На улице, на морозе, его штаны слегка поскрипывали.
— Мы еще увидимся? — послышалось на фоне скрипа кожи. В ушах у меня еще грохотала музыка, и я не сразу поняла, что он спросил.
— Сколько тебе лет? — неожиданно для самой себя спросила я.
Люди расходились — кто компаниями, кто по парам, — обнимались на прощание, что-то кричали, хлопали по крышам припаркованных у тротуара машин. Кто-то под одобрительные возгласы блевал в подворотне.
Он склонил голову и развел руками. Мне показалось, что в свете фонаря я разглядела морщинки возле его глаз.
— А что, это имеет значение?
Имеет ли это значение? Вот точно так же и Пол спросил, когда я пыталась узнать: спал ли с кем-нибудь до меня. И, как оказалось, это очень даже имело значение. Фиговый вопрос, красавчик.
— Дай мне свой номер телефона. Я как-нибудь позвоню.
Он пожал плечами. Вытянул ручку из заднего кармана штанов и записал номер у меня на ладони. Глядя мне в глаза, он не отпускал мою руку.
— Ну, если это для тебя так важно: мне двадцать восемь. — Он покачал головой. — Господи, все равно не понимаю, какое это имеет значение. И кстати, а тебе сколько?
— Я тебе позвоню. — Я высвободила руку. — До встречи.

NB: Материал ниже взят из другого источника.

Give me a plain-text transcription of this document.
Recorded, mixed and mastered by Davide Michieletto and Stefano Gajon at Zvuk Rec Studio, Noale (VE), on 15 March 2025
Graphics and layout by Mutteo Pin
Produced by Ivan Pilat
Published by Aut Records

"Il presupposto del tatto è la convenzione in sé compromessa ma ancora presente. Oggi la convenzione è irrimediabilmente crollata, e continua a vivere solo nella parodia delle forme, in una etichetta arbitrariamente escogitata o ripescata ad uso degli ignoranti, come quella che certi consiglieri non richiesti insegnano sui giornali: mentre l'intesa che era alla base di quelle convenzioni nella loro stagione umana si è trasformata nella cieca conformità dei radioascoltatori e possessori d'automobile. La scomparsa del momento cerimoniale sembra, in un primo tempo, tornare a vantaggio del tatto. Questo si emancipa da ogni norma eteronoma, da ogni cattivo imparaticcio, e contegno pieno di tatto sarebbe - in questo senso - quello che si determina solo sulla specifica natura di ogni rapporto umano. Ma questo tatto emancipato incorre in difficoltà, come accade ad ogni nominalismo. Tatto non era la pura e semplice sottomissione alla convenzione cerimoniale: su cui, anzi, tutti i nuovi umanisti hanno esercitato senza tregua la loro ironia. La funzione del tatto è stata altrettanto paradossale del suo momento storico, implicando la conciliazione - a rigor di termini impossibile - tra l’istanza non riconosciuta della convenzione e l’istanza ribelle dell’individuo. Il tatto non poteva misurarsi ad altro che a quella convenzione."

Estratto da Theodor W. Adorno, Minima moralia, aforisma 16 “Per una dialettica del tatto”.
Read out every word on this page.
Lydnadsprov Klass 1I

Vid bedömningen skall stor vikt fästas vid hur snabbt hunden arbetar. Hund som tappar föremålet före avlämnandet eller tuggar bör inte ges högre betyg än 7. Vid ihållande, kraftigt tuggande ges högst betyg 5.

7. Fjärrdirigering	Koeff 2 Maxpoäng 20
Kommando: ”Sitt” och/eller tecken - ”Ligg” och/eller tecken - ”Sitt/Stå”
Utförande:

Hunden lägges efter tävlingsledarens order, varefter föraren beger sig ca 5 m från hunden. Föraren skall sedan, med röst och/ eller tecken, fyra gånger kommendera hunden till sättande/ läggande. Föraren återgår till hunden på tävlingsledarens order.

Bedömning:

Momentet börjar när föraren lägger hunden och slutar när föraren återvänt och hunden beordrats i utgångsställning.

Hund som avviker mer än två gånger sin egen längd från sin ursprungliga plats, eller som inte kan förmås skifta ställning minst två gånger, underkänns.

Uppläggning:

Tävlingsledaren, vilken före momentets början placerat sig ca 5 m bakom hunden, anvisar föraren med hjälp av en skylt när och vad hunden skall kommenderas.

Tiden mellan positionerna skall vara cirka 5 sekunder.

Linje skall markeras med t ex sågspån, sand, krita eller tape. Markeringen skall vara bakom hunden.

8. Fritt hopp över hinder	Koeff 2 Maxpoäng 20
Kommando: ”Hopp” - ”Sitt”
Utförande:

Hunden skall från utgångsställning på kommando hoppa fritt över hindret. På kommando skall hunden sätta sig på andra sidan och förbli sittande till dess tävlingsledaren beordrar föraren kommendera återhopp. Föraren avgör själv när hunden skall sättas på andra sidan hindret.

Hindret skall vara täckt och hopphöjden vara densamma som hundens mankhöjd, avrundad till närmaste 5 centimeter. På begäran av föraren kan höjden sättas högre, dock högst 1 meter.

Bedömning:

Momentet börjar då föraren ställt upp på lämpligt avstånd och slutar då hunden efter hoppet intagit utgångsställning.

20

Я догнала Джулию и Джилли: они ловили такси. Как ни странно, у меня появилось ощущение, будто я что-то кому-то доказала.
«К врачу»! Ага, сейчас!
Я ходила на танцы в «Клуб механиков» — ничего такого страшного, но получился ужасный скандал. Мне тогда шестнадцать было, и я частенько сбегала потанцевать. Выбрасывала в окошко босоножки и нарядное платье, потом говорила маме, что пойду к Мэгги Фэрбразер. Ее-то матери все время не было дома — пила где-нибудь, и мы могли делать все, что душе угодно. Вот мы и отправлялись в Хэрроп потанцевать. Но однажды попали туда на праздник, и домой я вернулась вся в конфетти: и платье, и в волосах запутались. Я их всю дорогу вычесать пыталась, но все равно кое-что осталось. Мама углядела-таки конфетти на полу, выпорола меня и отправила спать. Она всегда сердитой была и усталой до смерти. Вечно склонится над тазиком, трет белье на стиральной доске, или гладит. И счастья никакого, позор один. Не сумела удержать мужика, построить нормальную семью. Видать, боялась, что и у меня так же будет.
Я отправилась в Уиган, чтобы убедиться в том, в чем и так не сомневалась.
Было время, кажется, в конце шестидесятых, когда окраины города выглядели как после бомбежки. Мы с бабусей ехали на автобусе, я смотрела в окошко на бесконечные ряды полуразрушенных домов: пустые кирпичные коробки, груды битого кирпича. Иногда попадались пустыри, и только у края тротуара можно было разглядеть остатки ступенек, дичающие садовые цветочки, пробивающиеся среди куч строительного мусора, или квадратик кафельного пола среди глины. А вдалеке — краны с огромными железными ядрами на тросах.
Меня бросало в дрожь от одной мысли об этих страшных ядрах. Это был «прогрессивный период», когда народ старательно загоняли в многоэтажки (не знаю только, как называлось то время, когда всех стали переселять назад в домики).
Вид этих руин всегда наводил на меня ужас. Только когда мы добирались до крытого рынка, я приходила в себя. Бабуся ходила от прилавка к прилавку, болтала с каждым продавцом, спорила о цене. А я задирала голову и смотрела туда, где на железных перекрытиях сидели голуби и заманчиво покачивались вырвавшиеся из чьих-то рук воздушные шарики. Из палатки здоровой пищи доносился запах сарсапарели, имбиря и газировки. Если я хорошо себя вела, то бабуся покупала мне новую ленту. Цвет я выбирала сама.
И теперь я ехала по новому Уигану мимо парков и модных жилищных комплексов с названиями вроде «Лебединый луг» или «Павлиний рай». Изобретательные парни эти риелторы. Через Скоулз, затем по шоссе с односторонним движением, по мосту через реку Дуглас, мимо стадиона Регбийной Лиги, под железнодорожным мостом — дорога Чэпл-лейн. Рекламные щиты божились, что моя жизнь изменится к лучшему, стоит мне только купить новую машину, новые мюсли, новый шампунь — немного же надо для счастья. Я сверилась с атласом дорог, лежащим на сиденье рядом со мной, и свернула наконец на Прентис-роуд.